Originally Posted by bramblefir
I once had the honor or listening to an elderly lady tell stories of her father's life. I won't do the story I'm going to share any justice, but I'll give it a try. It was the early 1900's in Montana. It was winter. Her father was 8 years old and the oldest of many children. His father, her grandfather, had just died after being sick for several weeks. When they came home from the burial his mother, baby on her hip, put his father's rifle in his hands and said "You're the man of the family now. Go out and shoot something or we'll starve." And so he took the gun and set out into the snow to hunt game. He brought home a deer.
While I would never make a child shoulder the responsibility of feeding a family, I certainly want to make sure that mine are fully equipped to do so one day. The ability to cook and acquire food (not from a grocery store) are really, really basic skills that everybody should know. Food is so easily taken for granted nowadays but yet it's one of the few things in life we can't live without.
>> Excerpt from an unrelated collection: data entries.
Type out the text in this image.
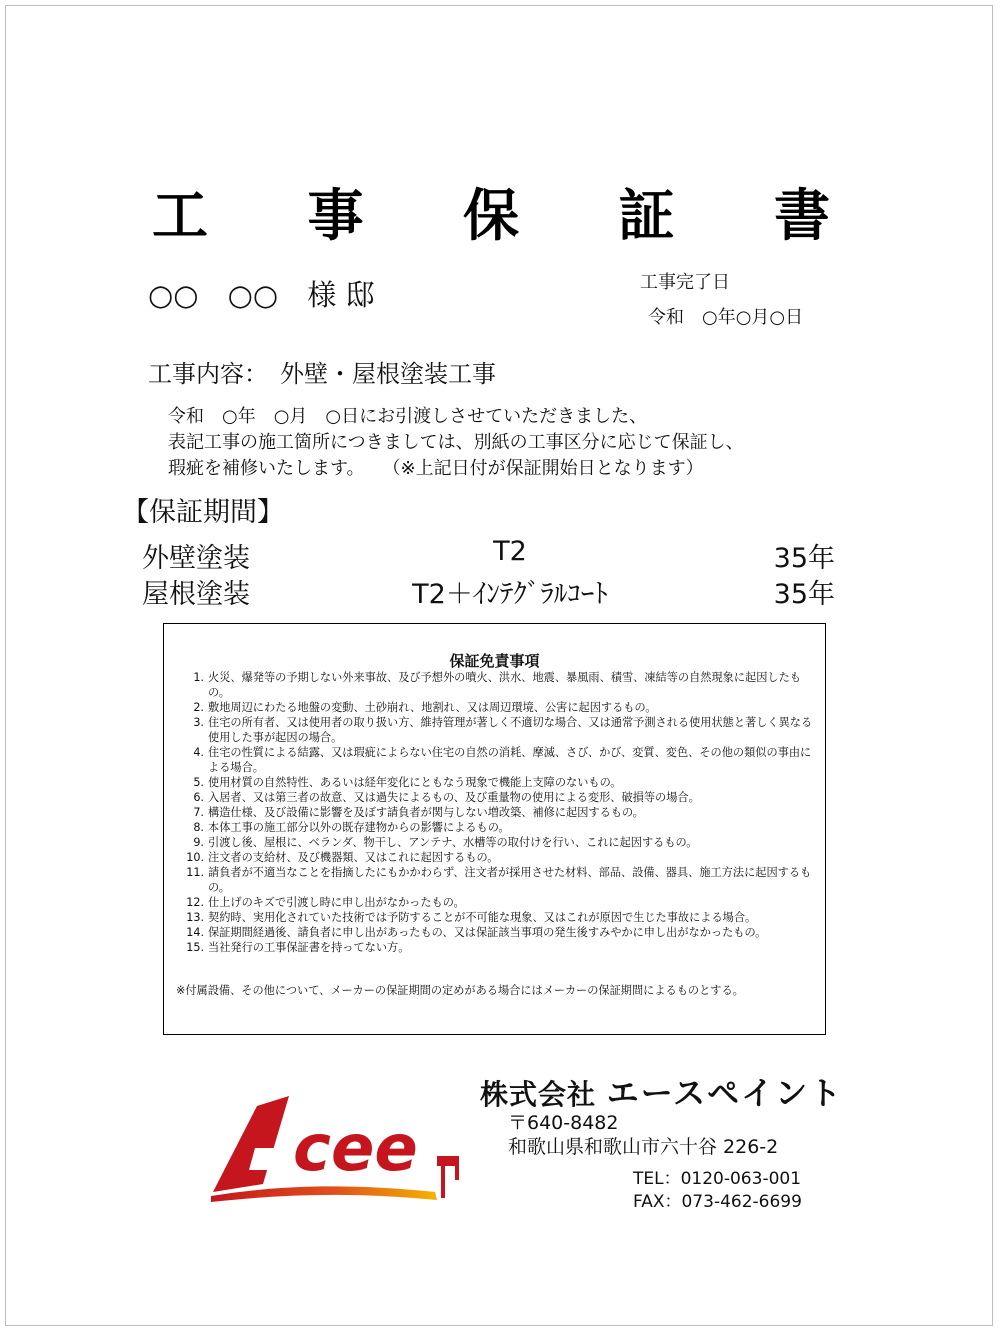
工 事 保 証 書
○○　○○　様 邸	工事完了日
令和　○年○月○日
工事内容：　外壁・屋根塗装工事
令和　○年　○月　○日にお引渡しさせていただきました、
表記工事の施工箇所につきましては、別紙の工事区分に応じて保証し、
瑕疵を補修いたします。　　（※上記日付が保証開始日となります）
【保証期間】
外壁塗装	T2	35年
屋根塗装	T2＋ｲﾝﾃｸﾞﾗﾙｺｰﾄ	35年
保証免責事項
1. 火災、爆発等の予期しない外来事故、及び予想外の噴火、洪水、地震、暴風雨、積雪、凍結等の自然現象に起因したもの。
2. 敷地周辺にわたる地盤の変動、土砂崩れ、地割れ、又は周辺環境、公害に起因するもの。
3. 住宅の所有者、又は使用者の取り扱い方、維持管理が著しく不適切な場合、又は通常予測される使用状態と著しく異なる使用した事が起因の場合。
4. 住宅の性質による結露、又は瑕疵によらない住宅の自然の消耗、摩滅、さび、かび、変質、変色、その他の類似の事由による場合。
5. 使用材質の自然特性、あるいは経年変化にともなう現象で機能上支障のないもの。
6. 入居者、又は第三者の故意、又は過失によるもの、及び重量物の使用による変形、破損等の場合。
7. 構造仕様、及び設備に影響を及ぼす請負者が関与しない増改築、補修に起因するもの。
8. 本体工事の施工部分以外の既存建物からの影響によるもの。
9. 引渡し後、屋根に、ベランダ、物干し、アンテナ、水槽等の取付けを行い、これに起因するもの。
10. 注文者の支給材、及び機器類、又はこれに起因するもの。
11. 請負者が不適当なことを指摘したにもかかわらず、注文者が採用させた材料、部品、設備、器具、施工方法に起因するもの。
12. 仕上げのキズで引渡し時に申し出がなかったもの。
13. 契約時、実用化されていた技術では予防することが不可能な現象、又はこれが原因で生じた事故による場合。
14. 保証期間経過後、請負者に申し出があったもの、又は保証該当事項の発生後すみやかに申し出がなかったもの。
15. 当社発行の工事保証書を持ってない方。
※付属設備、その他について、メーカーの保証期間の定めがある場合にはメーカーの保証期間によるものとする。
cee
株式会社 エースペイント
〒640-8482
和歌山県和歌山市六十谷 226-2
TEL：0120-063-001
FAX：073-462-6699
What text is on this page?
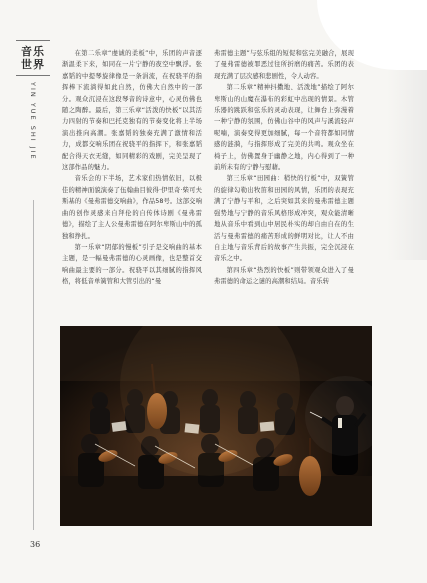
音乐世界
YIN YUE SHI JIE
36

在第二乐章“虔诚的柔板”中，乐团的声音逐渐温柔下来，如同在一片宁静的夜空中飘浮。张嘉韬的中提琴旋律像是一条涓流，在祝骁平的指挥棒下流淌得如此自然，仿佛大自然中的一部分。观众沉浸在这段琴音的诗意中，心灵仿佛也随之陶醉。最后，第三乐章“活泼的快板”以其活力四射的节奏和巴托克独有的节奏变化将上半场演出推向高潮。张嘉韬的独奏充满了激情和活力，成都交响乐团在祝骁平的指挥下，和张嘉韬配合得天衣无缝，如同精彩的戏剧，完美呈现了这部作品的魅力。

音乐会的下半场，艺术家们热情依旧，以极佳的精神面貌演奏了伍翰曲目彼得·伊里奇·柴可夫斯基的《曼弗雷德交响曲》，作品58号。这部交响曲的创作灵感来自拜伦的自传体诗剧《曼弗雷德》，描绘了主人公曼弗雷德在阿尔卑斯山中的孤独和挣扎。

第一乐章“阴郁的慢板”引子是交响曲的基本主题，是一幅曼弗雷德的心灵画像，也是整首交响曲最主要的一部分。祝骁平以其细腻的指挥风格，将低音单簧管和大管引出的“曼

弗雷德主题”与弦乐组的短促和弦完美融合，展现了曼弗雷德被罪恶过往所折磨的痛苦。乐团的表现充满了层次感和悲剧性，令人动容。

第二乐章“精神抖擞地、活泼地”描绘了阿尔卑斯山的山魔在瀑布的彩虹中出现的情景。木管乐器的跳跃和弦乐的灵动表现，让舞台上弥漫着一种宁静的氛围，仿佛山谷中的风声与溪流轻声呢喃，演奏变得更加细腻，每一个音符都如同情感的涟漪，与指挥形成了完美的共鸣。观众坐在椅子上，仿佛置身于幽静之地，内心得到了一种前所未有的宁静与慰藉。

第三乐章“田园曲：稍快的行板”中，双簧管的旋律勾勒出牧笛和田园的风情，乐团的表现充满了宁静与平和，之后突如其来的曼弗雷德主题强势地与宁静的音乐风格形成冲突，观众能清晰地从音乐中看到山中居民朴实的却自由自在的生活与曼弗雷德的痛苦形成的鲜明对比，让人不由自主地与音乐背后的故事产生共振，完全沉浸在音乐之中。

第四乐章“热烈的快板”则带领观众进入了曼弗雷德的命运之谜的高潮和结局。音乐转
We live in a time where it's "hard" to cook food from ingredients purchased at the store. It's even harder to "man up" and accept the responsibility of providing
food; real food that grows from the ground or is packaged only in fur, feathers, or scales; food that you
grew and raised, harvested and slaughtered. It's difficult for many to understand nature's cycle of death and rebirth. It's even more difficult to truly understand that you must cut a life short, whether it be plant or animal, so that you might live another day and
that you do so with every bite you take.
Not so long ago a whole roast chicken was considered a special dinner, recipes used small quantities of meat and/or offal, and animals were butchered to honor a guest or mark an important event. Now chicken is "cheap" and meat is the main course at every meal.